Tu
es là à mes côtés, glacée par le
froid hivernal. Nous filons à toute allure dans la nuit. Les
phares de ma voiture découpent un cône de lumière
sur la route étroite. C'est comme si tout le reste n'existait
plus, comme si tout le monde se résumait désormais à
cette ligne droite traversant des rangées régulières
d'arbres sombres. Nos doigts se croisent et se serrent mais nous demeurons
silencieux. Juste l'envie de fuir le plus loin possible, peut-être
de disparaître derrière la ligne d'horizon. La douce
voix de Kim Gordon couvre le bruit du moteur. Les kilomètres
défilent, et bientôt nous sommes incapables de reconnaître
ce paysage. Nous passons devant une petite maison en pierre isolée
au sein de cette campagne déserte. Les arbres se sont refermés
sur la route, et les trouées de ciel étoilé ont
à présent complètement disparu. Des virages de
plus en plus serrés se succèdent. Nous cherchons une
sortie, une ouverture, un intervalle par lequel on pourrait regagner
l'extérieur. Nuit noire.

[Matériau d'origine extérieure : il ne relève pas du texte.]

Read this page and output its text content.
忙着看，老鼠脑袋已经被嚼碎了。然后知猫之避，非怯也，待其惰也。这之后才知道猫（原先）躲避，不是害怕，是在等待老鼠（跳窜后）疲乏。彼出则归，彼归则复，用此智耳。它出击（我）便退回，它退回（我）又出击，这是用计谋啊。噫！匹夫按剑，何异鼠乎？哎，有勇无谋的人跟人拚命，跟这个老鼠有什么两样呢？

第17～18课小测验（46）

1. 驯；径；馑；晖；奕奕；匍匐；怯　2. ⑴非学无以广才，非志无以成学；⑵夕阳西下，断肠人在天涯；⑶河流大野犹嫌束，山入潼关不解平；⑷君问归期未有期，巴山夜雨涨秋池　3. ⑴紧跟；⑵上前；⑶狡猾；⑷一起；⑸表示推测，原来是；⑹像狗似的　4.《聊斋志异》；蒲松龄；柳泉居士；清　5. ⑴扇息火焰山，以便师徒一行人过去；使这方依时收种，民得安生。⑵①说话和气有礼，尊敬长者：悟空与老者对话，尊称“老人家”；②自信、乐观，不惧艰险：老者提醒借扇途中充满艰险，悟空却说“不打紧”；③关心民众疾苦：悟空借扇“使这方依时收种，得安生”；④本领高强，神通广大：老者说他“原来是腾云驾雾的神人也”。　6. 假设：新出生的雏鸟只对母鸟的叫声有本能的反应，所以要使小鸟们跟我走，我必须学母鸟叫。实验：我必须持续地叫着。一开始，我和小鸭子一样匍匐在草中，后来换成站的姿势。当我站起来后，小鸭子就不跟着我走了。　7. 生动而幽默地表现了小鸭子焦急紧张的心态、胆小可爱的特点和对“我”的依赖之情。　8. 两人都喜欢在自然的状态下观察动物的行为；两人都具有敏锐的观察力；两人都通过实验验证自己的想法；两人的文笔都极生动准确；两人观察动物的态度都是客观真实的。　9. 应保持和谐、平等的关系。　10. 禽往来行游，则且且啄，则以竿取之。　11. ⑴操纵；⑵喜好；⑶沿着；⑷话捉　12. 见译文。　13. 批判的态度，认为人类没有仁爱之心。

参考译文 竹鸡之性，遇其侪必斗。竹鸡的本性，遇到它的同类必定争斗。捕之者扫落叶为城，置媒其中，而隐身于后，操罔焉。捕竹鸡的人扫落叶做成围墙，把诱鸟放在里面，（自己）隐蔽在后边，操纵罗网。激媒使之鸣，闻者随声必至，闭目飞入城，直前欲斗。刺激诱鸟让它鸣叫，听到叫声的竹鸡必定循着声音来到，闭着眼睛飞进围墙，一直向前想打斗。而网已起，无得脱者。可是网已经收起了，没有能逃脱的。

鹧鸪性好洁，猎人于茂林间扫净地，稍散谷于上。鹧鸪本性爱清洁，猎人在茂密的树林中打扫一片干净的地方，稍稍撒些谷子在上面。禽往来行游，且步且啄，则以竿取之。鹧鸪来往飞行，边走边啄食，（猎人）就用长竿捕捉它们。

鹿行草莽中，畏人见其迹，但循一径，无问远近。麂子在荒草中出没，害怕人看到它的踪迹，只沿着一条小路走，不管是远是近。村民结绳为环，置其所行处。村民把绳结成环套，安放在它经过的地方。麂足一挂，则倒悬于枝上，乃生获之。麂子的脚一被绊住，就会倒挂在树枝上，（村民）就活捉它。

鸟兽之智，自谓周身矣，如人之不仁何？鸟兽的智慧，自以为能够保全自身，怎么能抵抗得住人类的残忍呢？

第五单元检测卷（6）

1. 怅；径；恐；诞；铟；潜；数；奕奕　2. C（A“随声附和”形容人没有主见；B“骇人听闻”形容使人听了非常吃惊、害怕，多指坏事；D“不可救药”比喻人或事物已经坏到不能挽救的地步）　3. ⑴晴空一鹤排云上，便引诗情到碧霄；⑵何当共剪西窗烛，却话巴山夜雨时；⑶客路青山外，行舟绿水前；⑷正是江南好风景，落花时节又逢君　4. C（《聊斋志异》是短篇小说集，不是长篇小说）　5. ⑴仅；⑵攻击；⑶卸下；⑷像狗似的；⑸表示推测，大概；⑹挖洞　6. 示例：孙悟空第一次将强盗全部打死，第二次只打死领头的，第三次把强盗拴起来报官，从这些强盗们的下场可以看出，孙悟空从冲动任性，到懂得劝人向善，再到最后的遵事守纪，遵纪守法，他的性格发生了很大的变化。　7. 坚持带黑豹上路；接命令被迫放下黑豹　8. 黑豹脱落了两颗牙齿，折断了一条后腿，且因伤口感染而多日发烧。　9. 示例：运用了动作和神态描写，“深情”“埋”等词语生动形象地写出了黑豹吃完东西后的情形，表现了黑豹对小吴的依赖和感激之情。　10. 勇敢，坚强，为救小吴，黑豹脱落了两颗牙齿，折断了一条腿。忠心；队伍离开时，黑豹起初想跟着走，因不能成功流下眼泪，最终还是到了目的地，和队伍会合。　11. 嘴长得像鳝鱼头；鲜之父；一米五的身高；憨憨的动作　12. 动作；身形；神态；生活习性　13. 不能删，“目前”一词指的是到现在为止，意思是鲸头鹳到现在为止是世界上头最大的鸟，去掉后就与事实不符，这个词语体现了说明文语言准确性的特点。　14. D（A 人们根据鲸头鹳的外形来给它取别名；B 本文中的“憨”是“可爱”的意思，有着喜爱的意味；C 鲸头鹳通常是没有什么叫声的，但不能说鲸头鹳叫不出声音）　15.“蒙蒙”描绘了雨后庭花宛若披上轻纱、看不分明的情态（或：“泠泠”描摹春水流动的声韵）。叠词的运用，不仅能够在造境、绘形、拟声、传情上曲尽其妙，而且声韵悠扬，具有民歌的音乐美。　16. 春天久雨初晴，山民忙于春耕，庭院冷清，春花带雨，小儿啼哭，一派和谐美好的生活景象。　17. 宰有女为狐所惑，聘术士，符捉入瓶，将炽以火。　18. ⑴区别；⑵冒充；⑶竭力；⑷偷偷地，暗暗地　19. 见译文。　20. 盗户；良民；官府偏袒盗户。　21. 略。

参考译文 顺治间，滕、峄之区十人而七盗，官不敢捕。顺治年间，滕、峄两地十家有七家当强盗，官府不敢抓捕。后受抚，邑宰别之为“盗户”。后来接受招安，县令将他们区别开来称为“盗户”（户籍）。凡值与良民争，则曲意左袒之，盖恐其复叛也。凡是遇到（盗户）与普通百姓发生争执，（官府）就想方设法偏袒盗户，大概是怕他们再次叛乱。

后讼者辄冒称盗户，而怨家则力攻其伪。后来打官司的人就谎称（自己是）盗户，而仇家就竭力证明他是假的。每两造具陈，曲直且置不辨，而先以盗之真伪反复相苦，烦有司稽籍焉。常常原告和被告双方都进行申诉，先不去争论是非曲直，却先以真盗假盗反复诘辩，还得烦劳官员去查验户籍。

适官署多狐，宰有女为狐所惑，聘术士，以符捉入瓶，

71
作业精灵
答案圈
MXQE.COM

Le voilà le passage est étroit,
trop étroit semble-t-il, on a même la curieuse impression
qu'il se rétrécit au fur et à mesure qu'on s'en
rapproche, que la lumière sortant de cette mince faille se
met à se rétracter. Pourtant nous enfouissons nos têtes
à l'intérieur de l'interstice, on ne voit rien nuit
noire, on hésite, mais soudain comme malgré nous le
reste de nos corps basculent dans le trou.